Example #2: Financial Summary
I kid you not, this is an actual financial summary output in a top Seeking Alpha post.
To start, this is a direct screenshot (not even an enhanced metafile output) of an Excel workbook. The gridlines are still visible. All of the values have two decimal points even though they’re still just zeroed. Some of the calculated statistics are off to the right, but they’re so far out that you’d need a ruler in order to match it up the figure they correspond to. There’s also inconsistent titling (“Gross Profit” vs. “gross profit”).
This output is a tragedy and a scourge upon our people.
From an analytical perspective, this is also way too much information to try to display in a single chart. I would definitely make different financial summaries for each business.

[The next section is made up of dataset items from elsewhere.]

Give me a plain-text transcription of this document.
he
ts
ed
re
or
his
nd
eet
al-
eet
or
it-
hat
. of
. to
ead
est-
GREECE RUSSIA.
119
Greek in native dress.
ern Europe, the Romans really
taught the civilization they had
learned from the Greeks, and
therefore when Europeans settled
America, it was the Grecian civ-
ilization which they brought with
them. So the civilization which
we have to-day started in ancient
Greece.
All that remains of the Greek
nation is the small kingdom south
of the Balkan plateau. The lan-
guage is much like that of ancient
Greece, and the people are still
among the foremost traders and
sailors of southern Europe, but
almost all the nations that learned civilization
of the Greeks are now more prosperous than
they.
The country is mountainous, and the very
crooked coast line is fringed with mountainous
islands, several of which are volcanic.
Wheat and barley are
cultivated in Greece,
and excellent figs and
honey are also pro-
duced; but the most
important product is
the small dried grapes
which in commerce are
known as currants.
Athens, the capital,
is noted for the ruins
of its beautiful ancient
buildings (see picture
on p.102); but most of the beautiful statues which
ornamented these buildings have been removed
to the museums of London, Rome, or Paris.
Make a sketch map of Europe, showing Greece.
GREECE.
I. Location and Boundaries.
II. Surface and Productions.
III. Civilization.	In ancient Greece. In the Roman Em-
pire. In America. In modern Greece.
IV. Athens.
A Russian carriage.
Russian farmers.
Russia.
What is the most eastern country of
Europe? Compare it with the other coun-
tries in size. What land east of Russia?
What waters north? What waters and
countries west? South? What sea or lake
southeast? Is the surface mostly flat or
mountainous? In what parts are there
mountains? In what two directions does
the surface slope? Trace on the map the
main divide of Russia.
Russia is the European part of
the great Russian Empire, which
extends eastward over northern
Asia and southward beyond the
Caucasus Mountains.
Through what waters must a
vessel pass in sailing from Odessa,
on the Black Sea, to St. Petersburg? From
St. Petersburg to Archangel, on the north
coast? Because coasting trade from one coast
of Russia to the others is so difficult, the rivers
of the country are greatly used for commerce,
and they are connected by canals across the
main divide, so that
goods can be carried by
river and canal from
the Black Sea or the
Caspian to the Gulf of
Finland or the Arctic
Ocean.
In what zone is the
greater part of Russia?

If you absolutely had to include this information on one output, you’d at least try to reduce the total numbers displayed. That means cutting down all unnecessary digits – I would do zero decimals for both percentages and dollars, as they don’t change the implication of the data. I would also get rid of all of the numbers on the right and just include CAGRs for each row. Lastly, I would also add some colors to titles (e.g., Amazon, Facebook, the year row) in order to separate information and section things more visually.
This is from Marcato’s presentation of Buffalo Wild Wings, which is a pretty clean and professional looking deck.
This is the financial projection summary of Buffalo Wild Wings, the company being pitched. What’s great about this is that there are clear headings and the most important figures are bolded.
You can tell that the author of the graph is pointing your attention to the “% Franchised” row because of the yellow outline box. The long-term % Franchised target is obviously 90%. The decimals are chosen tastefully and relevant statistics are made available. There is a clean dashed line showing what are "actuals" and what are "expected".
Example #3: Line Graph
Let’s look at another Seeking Alpha graph. This is very clearly made using Excel’s default graphing function and has a ton of beginner mistakes.
The dates get cut off after 2019. There are no data labels on any of the data points. The two different lines are the same color and there is no legend, making it virtually impossible to distinguish what is happening. The gridlines don’t do very much to assist in the understanding of the graph. The outline of the box is unnecessary as it doesn’t separate the graph from other diagrams.
We finally come to a report straight out from the Bain Capital Global Private Equity Report, which, in my opinion, is an artistic masterpiece. It should be no surprise that a private equity firm with consulting culture makes the most beautiful and intuitive graphs in the world.
This graph clearly articulates how “Other PE” is growing faster than traditional buyouts. It displays two decades of information and has two clean CAGR lines to show where the trend changes. The colors, decimals and font choices are tasteful and presentable. The title is clear and all of the data is evenly spaced out. The colors also correspond to the colors used in the remainder of the presentation.
In summary, you should see that there are a lot of small differences that separate amateur from professional presentations. It might also be helpful to keep a list of these principles and formatting conventions handy as you make your own graphs.
Additionally, it can be very helpful to keep a couple of professional presentations by your desk so you can reference how the best investment firms make graphs. Similarly, in investment banking, it’s very wise to keep an old pitchbook that your MD already signed off on close by to reference.